At the end of the month the heavens opened yet again, but this time they didn’t stop. Waterfalls of rain, thunder and lightning, dark grey skies. The local streets once more began to turn into small lakes and streams. Down on Blackstock Road where, according to the old book the Boarded (New) River and Hackney Brook crossed, ponds formed in the road. Around the country people were flooded out of their homes. And the London rivers seemed to be rising too.

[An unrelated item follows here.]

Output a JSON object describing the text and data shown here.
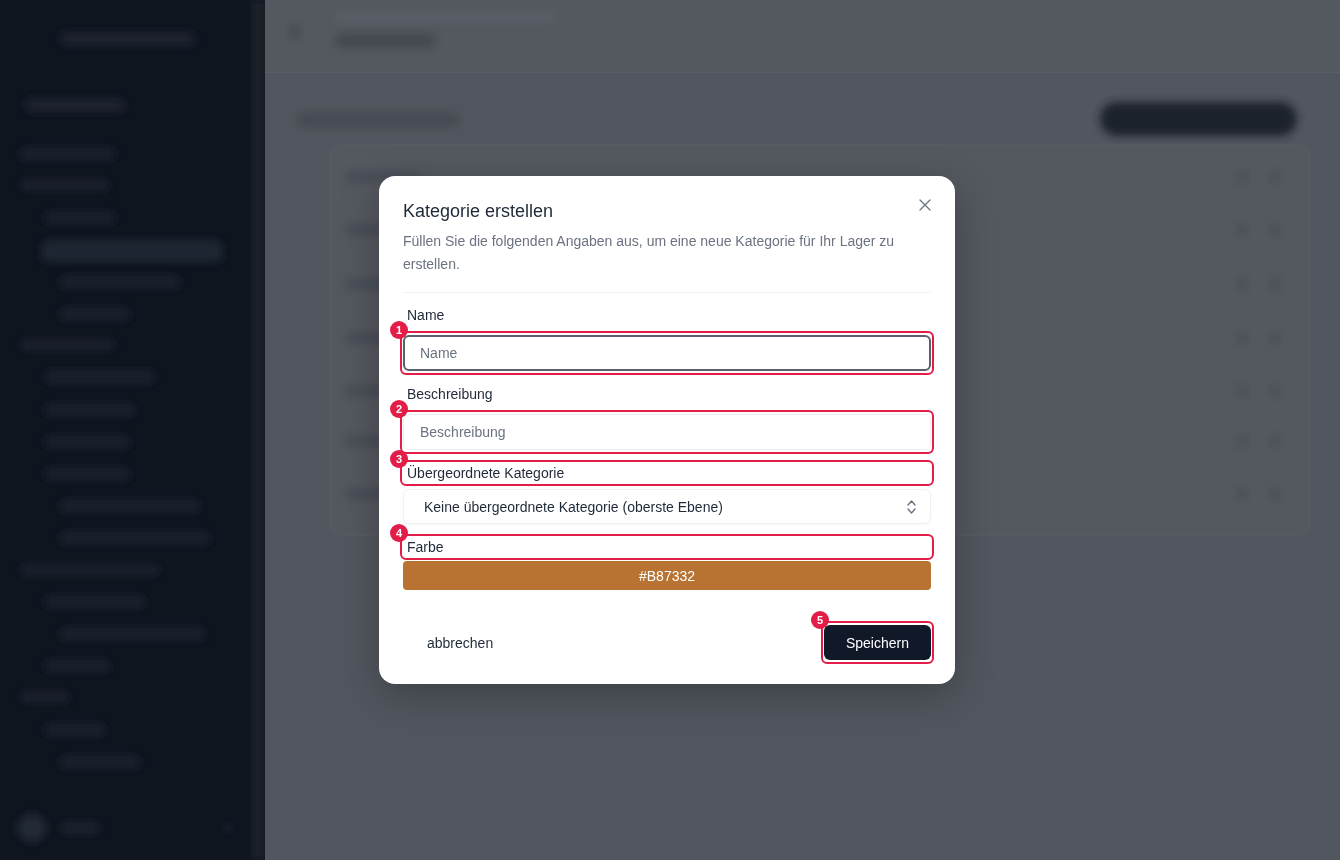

The problem with burying rivers is that we can’t see, and know, what they’re doing. In times of heavy rain it’s not that the rivers themselves will burst – they are encased in concrete – but that the small springs and streams that would originally have flowed into them can’t get into the concrete culvert that the river has become and simply follow the old course, spreading out over the river’s flood plain. Four million people in London live on the flood plains of the lost rivers. One night in early November, Church Street was completely flooded at exactly the point where the New River used to cross over and head south towards Canonbury. The next morning, after more rain, there were huge floods in Clissold Park just where the Hackney Brook would have skirted around the ponds. At the end of Grazebrook Road, pockets of people wandered around in wellies, staring with disbelief at the expanding pool. We’ve got so cocooned in our soft, warm modern urban world that we’ve forgotten that nature is just outside the door. Some day these nineteenth-century shelters of bricks and mortar won’t be able to protect us any more.

One morning the tall smart-blazered Jehovah’s Witness appeared again at my front door and begged me to take a copy of the Watchtower.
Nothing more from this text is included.